Of course, we also assumed the CX-5 included a responsive powertrain (you know, Zoom-Zoom?). And while the 2.0 liter in the 2013 CX-5 certainly has enough urge to get out of its own way, some reviews likened it to Snooze-Snooze. Its 155 horsepower and 150 lb-ft of torque were perfect for the smaller/lighter Mazda3, but for some this powertrain seemed overworked by the bigger bulk of the CX-5. For those nodding off at the wheel, the 2014 CX-5 provides the perfect pick-me-up: 2.5 liters of SkyActiv 4-cylinder, delivering 184 horsepower (an increase of 19%) and 185 lb-ft of torque (up 23%, at a low 3,250 rpm). Oh-so-easily, the new 2.5 puts the ‘Activ’ in Mazda’s SkyActiv menu of enhancements.
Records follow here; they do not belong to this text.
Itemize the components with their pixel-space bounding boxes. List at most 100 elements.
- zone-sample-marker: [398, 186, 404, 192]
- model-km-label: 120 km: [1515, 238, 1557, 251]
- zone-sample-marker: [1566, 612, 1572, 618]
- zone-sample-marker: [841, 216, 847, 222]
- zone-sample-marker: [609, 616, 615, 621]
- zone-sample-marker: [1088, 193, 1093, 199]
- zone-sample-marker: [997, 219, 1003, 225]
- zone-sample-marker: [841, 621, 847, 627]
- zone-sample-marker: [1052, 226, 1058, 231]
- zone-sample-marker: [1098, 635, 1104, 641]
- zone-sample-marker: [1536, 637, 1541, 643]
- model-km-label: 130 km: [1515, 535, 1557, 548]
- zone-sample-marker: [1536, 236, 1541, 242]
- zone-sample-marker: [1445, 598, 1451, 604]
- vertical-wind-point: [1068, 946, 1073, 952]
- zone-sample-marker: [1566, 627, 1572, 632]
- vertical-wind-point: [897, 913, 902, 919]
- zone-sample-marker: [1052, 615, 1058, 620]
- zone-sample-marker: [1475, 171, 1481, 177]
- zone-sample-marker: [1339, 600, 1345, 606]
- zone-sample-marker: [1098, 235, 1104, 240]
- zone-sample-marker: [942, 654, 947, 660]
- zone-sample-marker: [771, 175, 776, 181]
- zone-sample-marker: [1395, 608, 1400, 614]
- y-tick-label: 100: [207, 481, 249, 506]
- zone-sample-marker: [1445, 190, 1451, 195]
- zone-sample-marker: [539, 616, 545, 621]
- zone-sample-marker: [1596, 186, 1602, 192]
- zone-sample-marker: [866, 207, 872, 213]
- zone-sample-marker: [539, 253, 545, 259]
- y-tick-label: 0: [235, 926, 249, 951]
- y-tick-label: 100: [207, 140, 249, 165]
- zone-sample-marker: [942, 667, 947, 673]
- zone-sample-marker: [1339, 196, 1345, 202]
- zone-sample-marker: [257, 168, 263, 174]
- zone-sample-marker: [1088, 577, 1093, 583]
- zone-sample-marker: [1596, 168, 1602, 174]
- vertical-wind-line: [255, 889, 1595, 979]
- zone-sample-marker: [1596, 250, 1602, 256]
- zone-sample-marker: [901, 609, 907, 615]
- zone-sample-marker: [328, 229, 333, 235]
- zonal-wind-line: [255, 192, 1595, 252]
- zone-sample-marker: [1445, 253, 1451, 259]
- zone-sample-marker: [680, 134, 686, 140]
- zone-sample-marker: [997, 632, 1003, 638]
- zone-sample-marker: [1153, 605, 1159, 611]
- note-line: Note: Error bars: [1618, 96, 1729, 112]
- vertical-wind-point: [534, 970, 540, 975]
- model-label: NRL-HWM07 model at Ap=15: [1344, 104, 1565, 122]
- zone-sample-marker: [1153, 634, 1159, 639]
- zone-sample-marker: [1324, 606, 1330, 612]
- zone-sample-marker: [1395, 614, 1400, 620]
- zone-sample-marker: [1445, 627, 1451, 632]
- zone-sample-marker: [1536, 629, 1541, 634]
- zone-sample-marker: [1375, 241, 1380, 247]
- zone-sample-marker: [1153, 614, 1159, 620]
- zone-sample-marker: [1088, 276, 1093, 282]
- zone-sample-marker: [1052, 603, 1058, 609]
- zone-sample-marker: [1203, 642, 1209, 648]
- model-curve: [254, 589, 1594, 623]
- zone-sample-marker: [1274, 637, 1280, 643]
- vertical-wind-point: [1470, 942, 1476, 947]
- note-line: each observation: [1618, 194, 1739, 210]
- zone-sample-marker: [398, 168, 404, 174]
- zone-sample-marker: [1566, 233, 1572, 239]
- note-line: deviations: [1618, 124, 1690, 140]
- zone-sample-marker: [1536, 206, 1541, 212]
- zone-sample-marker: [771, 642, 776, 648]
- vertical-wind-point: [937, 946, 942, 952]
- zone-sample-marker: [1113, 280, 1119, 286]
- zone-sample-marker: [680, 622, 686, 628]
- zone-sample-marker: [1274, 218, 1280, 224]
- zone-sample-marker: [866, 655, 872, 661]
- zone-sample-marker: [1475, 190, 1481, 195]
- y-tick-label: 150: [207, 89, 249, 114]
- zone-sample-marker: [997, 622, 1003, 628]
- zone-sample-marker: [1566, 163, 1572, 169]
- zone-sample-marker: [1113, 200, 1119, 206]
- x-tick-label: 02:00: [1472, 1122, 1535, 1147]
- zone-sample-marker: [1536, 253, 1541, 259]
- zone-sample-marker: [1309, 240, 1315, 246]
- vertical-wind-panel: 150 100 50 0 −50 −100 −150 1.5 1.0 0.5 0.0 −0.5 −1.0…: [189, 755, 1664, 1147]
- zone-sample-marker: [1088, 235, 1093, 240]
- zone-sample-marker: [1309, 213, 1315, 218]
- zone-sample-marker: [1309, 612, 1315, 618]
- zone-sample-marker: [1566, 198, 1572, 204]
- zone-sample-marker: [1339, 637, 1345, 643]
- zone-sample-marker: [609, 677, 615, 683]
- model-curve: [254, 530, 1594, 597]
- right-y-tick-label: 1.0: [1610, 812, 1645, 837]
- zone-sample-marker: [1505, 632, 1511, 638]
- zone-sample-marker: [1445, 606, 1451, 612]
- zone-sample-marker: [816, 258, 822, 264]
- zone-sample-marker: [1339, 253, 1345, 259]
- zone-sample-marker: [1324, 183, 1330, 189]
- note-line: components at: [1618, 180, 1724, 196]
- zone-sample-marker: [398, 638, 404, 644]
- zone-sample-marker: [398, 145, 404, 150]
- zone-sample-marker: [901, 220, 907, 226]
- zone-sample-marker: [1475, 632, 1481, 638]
In point of fact, the drivetrain – when matched with the standard 6-speed automatic and front-wheel drive – offers an absolutely superlative combo of responsiveness and efficiency. The CX-5 has an urge the early 2.0 liter could only hope for, going about its business – whether stop-and-go or merging into the fast-and-furious freeway – with an alacrity that belies the Mazda’s modest price point. And in a mix of blustery in-town driving with passive/aggressive highway speeds, we achieved a real-world average of 25 miles per gallon. We know we could have done better, but also knew we didn’t have to…
The balance of the 2014 CX-5 is largely unchanged; the only real differential is that we’ve now had a year to assimilate the new sheetmetal. And it’s sheetmetal we like, incorporating Mazda’s new corporate design philosophy, KODO, or ‘Soul of Motion’. This is in stark contrast to the previous design philosophy (still in evidence on the Mazda3 and Mazda5), which some wags have dubbed KODON’T. We wish the CX-5’s front overhang might be shortened, but on the street and in traffic the CX-5 equates itself well, and reflects a design dictum which should age very well.
Inside, we like the clear analog instrumentation, the diameter of the leather-wrapped wheel and the oh-so-intuitive operation of audio and ventilation controls. And the seating is first rate, although the shape of the sport-type buckets may put off the overly wide (side bolsters are aggressive) or overtly short (knee support is kinda’ longish). We’d ask for a cupholder on the doors accommodating more than a cup – a map pocket or stuff holder would be a nice expansion of the basic concept. Our Touring edition was mid-level, above the entry-level Sport but south of the upmarket Grand Touring. And its $25K MSRP hits – we think – the sweetspot in the CUV segment, costing little more than a well-equipped Mazda3 or Civic.
In sum, we think the addition of more ponies (usable horsepower and torque) is exactly what Dr. Zoom would have wanted. It isn’t the MazdaSpeed edition of the CX-5, but 184 real horsepower may have rendered that idea effectively moot.